Cannot read credential_key.json in bitnami spark image on docker when connect to google cloud storage

27 views Asked by At

currently I'm trying to do read/write to google cloud storage (gs://xxx) from a spark container on docker. I have followed the steps described on gcs, install gcs-hadoop3-connector jar, spark-bigquery jar and set these two things when creating the spark session:

google.cloud.auth.service.account.enable: true
google.cloud.auth.service.account.json.keyfile: <path-to-key.json>

The spark session is initialed successfully and jars are also successfully loaded.

Now the problem is, when I try to write a parquet to gs://path/to/output. For example,

spark.createDataFrame(['a'],['b'],['c']]).write.mode("overwrite").parquet('gs://path/to/output')

It shows the java.io.FileNotFoundException and said my credential_key.json was not there.

I'm using bitnami spark image 3.5.1 and gcs hadoop3 connector 2.2.20.

I'm just confused where would spark in docker look for the gcs key credentials json file, The local machine or in the container?
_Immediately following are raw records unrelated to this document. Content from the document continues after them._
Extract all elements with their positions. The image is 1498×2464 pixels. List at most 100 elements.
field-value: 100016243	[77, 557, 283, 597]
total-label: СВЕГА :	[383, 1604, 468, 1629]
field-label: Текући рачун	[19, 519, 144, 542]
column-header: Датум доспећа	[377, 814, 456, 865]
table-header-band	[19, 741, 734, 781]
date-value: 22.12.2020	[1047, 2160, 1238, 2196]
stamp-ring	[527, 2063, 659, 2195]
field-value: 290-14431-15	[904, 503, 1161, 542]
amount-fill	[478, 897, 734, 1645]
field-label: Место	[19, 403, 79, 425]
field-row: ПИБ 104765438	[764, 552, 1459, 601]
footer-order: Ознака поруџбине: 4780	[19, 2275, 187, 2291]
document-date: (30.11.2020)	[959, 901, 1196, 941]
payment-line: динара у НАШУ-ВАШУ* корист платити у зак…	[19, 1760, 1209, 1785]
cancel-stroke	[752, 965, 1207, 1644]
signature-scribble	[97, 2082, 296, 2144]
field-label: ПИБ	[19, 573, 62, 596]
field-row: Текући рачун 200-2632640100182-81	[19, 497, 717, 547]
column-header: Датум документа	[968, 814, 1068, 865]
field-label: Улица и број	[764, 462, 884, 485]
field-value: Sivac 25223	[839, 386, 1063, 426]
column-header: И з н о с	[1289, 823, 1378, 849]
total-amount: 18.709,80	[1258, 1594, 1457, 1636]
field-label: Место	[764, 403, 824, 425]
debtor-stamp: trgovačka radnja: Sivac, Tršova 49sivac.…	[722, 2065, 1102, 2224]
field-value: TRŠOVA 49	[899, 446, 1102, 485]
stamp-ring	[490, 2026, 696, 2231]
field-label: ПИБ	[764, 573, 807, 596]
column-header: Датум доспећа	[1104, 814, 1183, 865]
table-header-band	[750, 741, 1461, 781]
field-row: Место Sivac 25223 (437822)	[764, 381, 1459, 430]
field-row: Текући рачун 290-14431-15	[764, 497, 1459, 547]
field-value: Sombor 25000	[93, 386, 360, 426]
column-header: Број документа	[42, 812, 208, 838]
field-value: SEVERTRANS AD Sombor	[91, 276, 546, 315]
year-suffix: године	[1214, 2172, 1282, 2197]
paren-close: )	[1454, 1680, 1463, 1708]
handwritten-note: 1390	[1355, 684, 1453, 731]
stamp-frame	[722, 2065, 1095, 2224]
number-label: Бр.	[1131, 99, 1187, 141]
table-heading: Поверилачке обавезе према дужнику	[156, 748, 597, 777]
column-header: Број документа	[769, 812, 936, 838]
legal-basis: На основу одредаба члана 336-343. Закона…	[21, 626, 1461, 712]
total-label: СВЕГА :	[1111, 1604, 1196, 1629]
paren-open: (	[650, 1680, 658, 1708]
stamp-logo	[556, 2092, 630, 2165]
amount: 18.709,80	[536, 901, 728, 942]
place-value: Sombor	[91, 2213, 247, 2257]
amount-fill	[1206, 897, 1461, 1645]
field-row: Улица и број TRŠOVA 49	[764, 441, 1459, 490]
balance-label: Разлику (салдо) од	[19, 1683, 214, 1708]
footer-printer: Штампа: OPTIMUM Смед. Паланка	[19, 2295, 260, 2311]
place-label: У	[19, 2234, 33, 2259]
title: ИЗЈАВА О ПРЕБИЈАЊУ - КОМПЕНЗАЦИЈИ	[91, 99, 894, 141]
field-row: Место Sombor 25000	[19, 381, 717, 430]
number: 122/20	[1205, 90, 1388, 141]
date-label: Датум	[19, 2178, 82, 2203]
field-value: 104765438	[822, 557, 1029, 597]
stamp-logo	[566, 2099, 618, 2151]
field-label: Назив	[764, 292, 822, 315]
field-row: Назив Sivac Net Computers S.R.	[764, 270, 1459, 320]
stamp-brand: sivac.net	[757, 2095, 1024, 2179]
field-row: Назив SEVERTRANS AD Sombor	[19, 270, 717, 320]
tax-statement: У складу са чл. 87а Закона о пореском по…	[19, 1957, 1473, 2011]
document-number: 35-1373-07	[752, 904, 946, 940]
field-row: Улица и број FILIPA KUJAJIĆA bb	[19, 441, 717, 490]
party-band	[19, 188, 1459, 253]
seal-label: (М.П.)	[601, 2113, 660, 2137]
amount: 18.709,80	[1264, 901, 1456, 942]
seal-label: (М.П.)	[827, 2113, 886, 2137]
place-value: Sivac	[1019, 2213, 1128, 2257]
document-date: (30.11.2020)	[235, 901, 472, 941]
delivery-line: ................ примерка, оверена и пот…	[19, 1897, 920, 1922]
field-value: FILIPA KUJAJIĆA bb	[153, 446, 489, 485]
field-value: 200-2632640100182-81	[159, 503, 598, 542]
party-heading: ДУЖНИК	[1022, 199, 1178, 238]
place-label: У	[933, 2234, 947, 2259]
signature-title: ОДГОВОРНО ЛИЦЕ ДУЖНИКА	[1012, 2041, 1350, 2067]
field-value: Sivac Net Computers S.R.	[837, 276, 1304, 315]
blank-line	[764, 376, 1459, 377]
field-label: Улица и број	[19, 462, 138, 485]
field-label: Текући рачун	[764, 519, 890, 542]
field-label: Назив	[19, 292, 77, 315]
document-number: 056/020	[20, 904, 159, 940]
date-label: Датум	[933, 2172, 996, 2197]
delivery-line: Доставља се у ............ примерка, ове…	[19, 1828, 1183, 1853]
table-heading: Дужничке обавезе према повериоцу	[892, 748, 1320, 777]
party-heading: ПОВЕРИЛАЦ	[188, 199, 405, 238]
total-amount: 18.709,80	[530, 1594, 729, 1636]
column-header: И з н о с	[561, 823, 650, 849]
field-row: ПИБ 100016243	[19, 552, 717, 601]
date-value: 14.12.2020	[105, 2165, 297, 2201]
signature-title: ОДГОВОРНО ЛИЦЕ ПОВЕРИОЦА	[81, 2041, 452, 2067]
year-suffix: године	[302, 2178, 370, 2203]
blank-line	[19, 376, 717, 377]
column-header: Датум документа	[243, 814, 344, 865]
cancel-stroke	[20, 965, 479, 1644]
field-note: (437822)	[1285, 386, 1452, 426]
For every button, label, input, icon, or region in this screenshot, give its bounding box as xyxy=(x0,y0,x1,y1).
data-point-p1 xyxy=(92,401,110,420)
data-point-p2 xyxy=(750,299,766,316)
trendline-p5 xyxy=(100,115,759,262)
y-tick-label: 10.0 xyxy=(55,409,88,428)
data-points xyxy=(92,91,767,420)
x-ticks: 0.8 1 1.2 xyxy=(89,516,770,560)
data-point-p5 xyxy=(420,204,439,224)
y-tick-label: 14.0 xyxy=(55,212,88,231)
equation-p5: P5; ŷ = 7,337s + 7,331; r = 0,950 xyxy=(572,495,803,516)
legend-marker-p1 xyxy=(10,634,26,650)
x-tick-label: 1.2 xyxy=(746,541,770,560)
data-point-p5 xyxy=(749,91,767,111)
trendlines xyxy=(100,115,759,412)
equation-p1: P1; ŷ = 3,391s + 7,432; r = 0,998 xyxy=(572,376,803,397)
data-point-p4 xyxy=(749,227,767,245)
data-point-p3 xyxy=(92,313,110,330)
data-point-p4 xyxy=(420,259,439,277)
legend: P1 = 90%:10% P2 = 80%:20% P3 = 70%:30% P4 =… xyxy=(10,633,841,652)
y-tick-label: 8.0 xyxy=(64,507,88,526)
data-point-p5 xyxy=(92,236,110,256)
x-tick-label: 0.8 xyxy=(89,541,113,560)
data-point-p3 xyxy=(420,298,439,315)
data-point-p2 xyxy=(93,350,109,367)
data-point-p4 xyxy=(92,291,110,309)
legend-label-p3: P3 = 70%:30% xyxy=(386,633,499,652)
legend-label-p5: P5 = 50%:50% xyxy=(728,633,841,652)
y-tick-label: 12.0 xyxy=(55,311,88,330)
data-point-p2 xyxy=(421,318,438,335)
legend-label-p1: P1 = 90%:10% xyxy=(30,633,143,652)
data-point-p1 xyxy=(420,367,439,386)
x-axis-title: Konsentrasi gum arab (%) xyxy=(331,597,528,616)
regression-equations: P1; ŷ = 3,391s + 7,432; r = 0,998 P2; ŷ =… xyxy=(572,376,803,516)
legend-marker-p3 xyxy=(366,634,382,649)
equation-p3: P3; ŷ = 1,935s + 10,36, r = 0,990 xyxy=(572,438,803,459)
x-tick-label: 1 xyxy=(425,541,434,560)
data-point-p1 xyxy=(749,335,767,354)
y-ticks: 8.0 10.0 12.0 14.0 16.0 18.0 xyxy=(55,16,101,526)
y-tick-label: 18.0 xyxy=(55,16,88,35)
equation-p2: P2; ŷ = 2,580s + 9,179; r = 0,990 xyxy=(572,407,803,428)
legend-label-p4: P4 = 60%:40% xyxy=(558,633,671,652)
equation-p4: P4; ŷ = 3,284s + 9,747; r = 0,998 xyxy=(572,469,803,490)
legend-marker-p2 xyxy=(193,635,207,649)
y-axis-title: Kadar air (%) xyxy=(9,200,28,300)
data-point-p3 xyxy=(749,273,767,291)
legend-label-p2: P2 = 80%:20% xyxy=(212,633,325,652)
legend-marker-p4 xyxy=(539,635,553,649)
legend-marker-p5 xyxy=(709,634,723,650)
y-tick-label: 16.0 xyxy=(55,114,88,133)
Since I tried to put the credential key in local, master container and worker container, but all don't work at all.

==================================================================

(Update)

I think I solve the problem, refer to this site.

In one word, I should use hadoopConfiguration to set the credential_key path but not in the sparkContext. spark._jsc.hadoopConfiguration().set("google.cloud.auth.service.account.json.keyfile","<path_to_your_credentials_json>")

The path is in the container, and everything is fine now.

0

There are 0 answers